Physics-guided, data-refined modeling of granular material-filled particle dampers by deep transfer learning

This study presents a novel transfer learning (TL)-based multi-fidelity modeling approach for a set of granular material-filled particle dampers (PDs) with varying cavity height and particle filling ratio, targeting to realize vibration/noise mitigation across a broad frequency band. The dynamic characteristics of this kind of dampers are highly nonlinear and depend on a number of features such as particle material and size, cavity configuration, filling ratio, excitation frequency and amplitude, etc. While deep neural network (DNN) has demonstrated success in a variety of fields including nonlinear dynamics, DNN is a data-hungry modeling approach and tends to yield inaccurate or inadequate models for high-dimensional nonlinear problems when data are scarce or expensive to collect. In this paper, we propose a multi-fidelity approach for characterizing the dynamics of granular material-filled PDs by combining low-fidelity data from an approximate governing/constitutive equation and high-fidelity experimental data in the context of deep TL. Making use of the low-fidelity data, a DNN is first trained to represent a mapping between input parameters (cavity height, particle filling ratio, excitation frequency and amplitude) and output parameter (damper energy loss factor).
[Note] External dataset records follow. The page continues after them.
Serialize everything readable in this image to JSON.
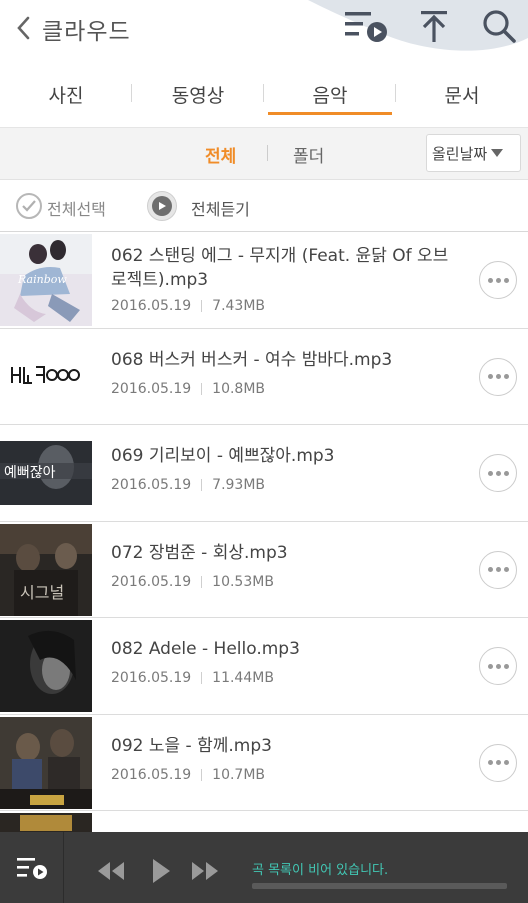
{
  "header": {
    "title": "클라우드",
    "icons": [
      "back-icon",
      "playlist-icon",
      "upload-icon",
      "search-icon"
    ]
  },
  "tabs": [
    {
      "label": "사진",
      "active": false
    },
    {
      "label": "동영상",
      "active": false
    },
    {
      "label": "음악",
      "active": true
    },
    {
      "label": "문서",
      "active": false
    }
  ],
  "filter": {
    "all_label": "전체",
    "folder_label": "폴더",
    "sort_label": "올린날짜"
  },
  "selection": {
    "select_all_label": "전체선택",
    "play_all_label": "전체듣기"
  },
  "tracks": [
    {
      "name": "062 스탠딩 에그 - 무지개 (Feat. 윤닭 Of 오브로젝트).mp3",
      "date": "2016.05.19",
      "size": "7.43MB"
    },
    {
      "name": "068 버스커 버스커 - 여수 밤바다.mp3",
      "date": "2016.05.19",
      "size": "10.8MB"
    },
    {
      "name": "069 기리보이 - 예쁘잖아.mp3",
      "date": "2016.05.19",
      "size": "7.93MB"
    },
    {
      "name": "072 장범준 - 회상.mp3",
      "date": "2016.05.19",
      "size": "10.53MB"
    },
    {
      "name": "082 Adele - Hello.mp3",
      "date": "2016.05.19",
      "size": "11.44MB"
    },
    {
      "name": "092 노을 - 함께.mp3",
      "date": "2016.05.19",
      "size": "10.7MB"
    }
  ],
  "player": {
    "status": "곡 목록이 비어 있습니다.",
    "progress": 0
  },
  "colors": {
    "accent": "#f08c28",
    "player_bg": "#3b3b3b",
    "status_text": "#42c7b4"
  }
}
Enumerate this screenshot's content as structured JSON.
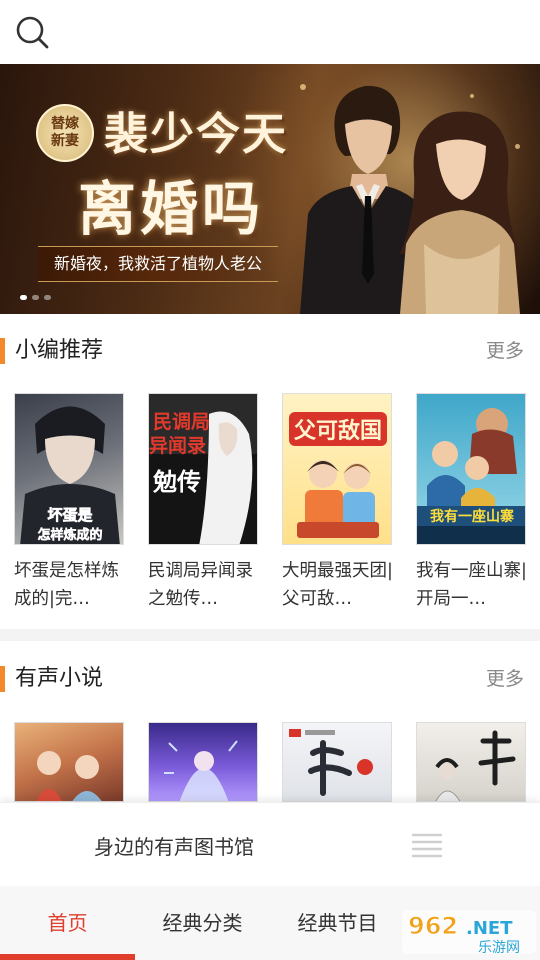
{
  "header": {
    "search_icon": "search-icon"
  },
  "banner": {
    "seal_line1": "替嫁",
    "seal_line2": "新妻",
    "title_line1": "裴少今天",
    "title_line2": "离婚吗",
    "subtitle": "新婚夜，我救活了植物人老公",
    "active_index": 0,
    "slide_count": 3
  },
  "recommend": {
    "title": "小编推荐",
    "more": "更多",
    "books": [
      {
        "title": "坏蛋是怎样炼成的|完…",
        "cover_text": "坏蛋是怎样炼成的"
      },
      {
        "title": "民调局异闻录之勉传…",
        "cover_text": "民调局异闻录之勉传"
      },
      {
        "title": "大明最强天团|父可敌…",
        "cover_text": "父可敌国"
      },
      {
        "title": "我有一座山寨|开局一…",
        "cover_text": "我有一座山寨"
      }
    ]
  },
  "audio": {
    "title": "有声小说",
    "more": "更多",
    "covers": [
      "cover-1",
      "cover-2",
      "cover-3",
      "cover-4"
    ]
  },
  "player": {
    "text": "身边的有声图书馆",
    "icon": "playlist-icon"
  },
  "tabs": [
    {
      "label": "首页",
      "active": true
    },
    {
      "label": "经典分类",
      "active": false
    },
    {
      "label": "经典节目",
      "active": false
    },
    {
      "label": "",
      "active": false
    }
  ],
  "watermark": {
    "text": "962.NET",
    "subtext": "乐游网"
  },
  "colors": {
    "accent": "#e03e2d",
    "section_bar": "#f38a2a"
  }
}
Then, in compliance with the deep TL philosophy, the weights and biases in all layers of the pre-trained DNN except a few outermost layers will be frozen, while those in the outermost layers are re-trained using the experimental data to formulate a multi-fidelity DNN. The modeling capability of this multi-fidelity DNN model developed by the deep TL strategy is compared with a DNN model with the same architecture but trained using only the experimental data. Results show that the multi-fidelity DNN model offers much better performance than the DNN model trained using only the experimental data for characterizing the PD dynamics across a broad frequency band from 100 to 2000 Hz. Since the formulated model is versatile to varying cavity height and particle filling ratio and accommodates different excitation frequencies and amplitudes, it is amenable to use in the optimal design of PDs.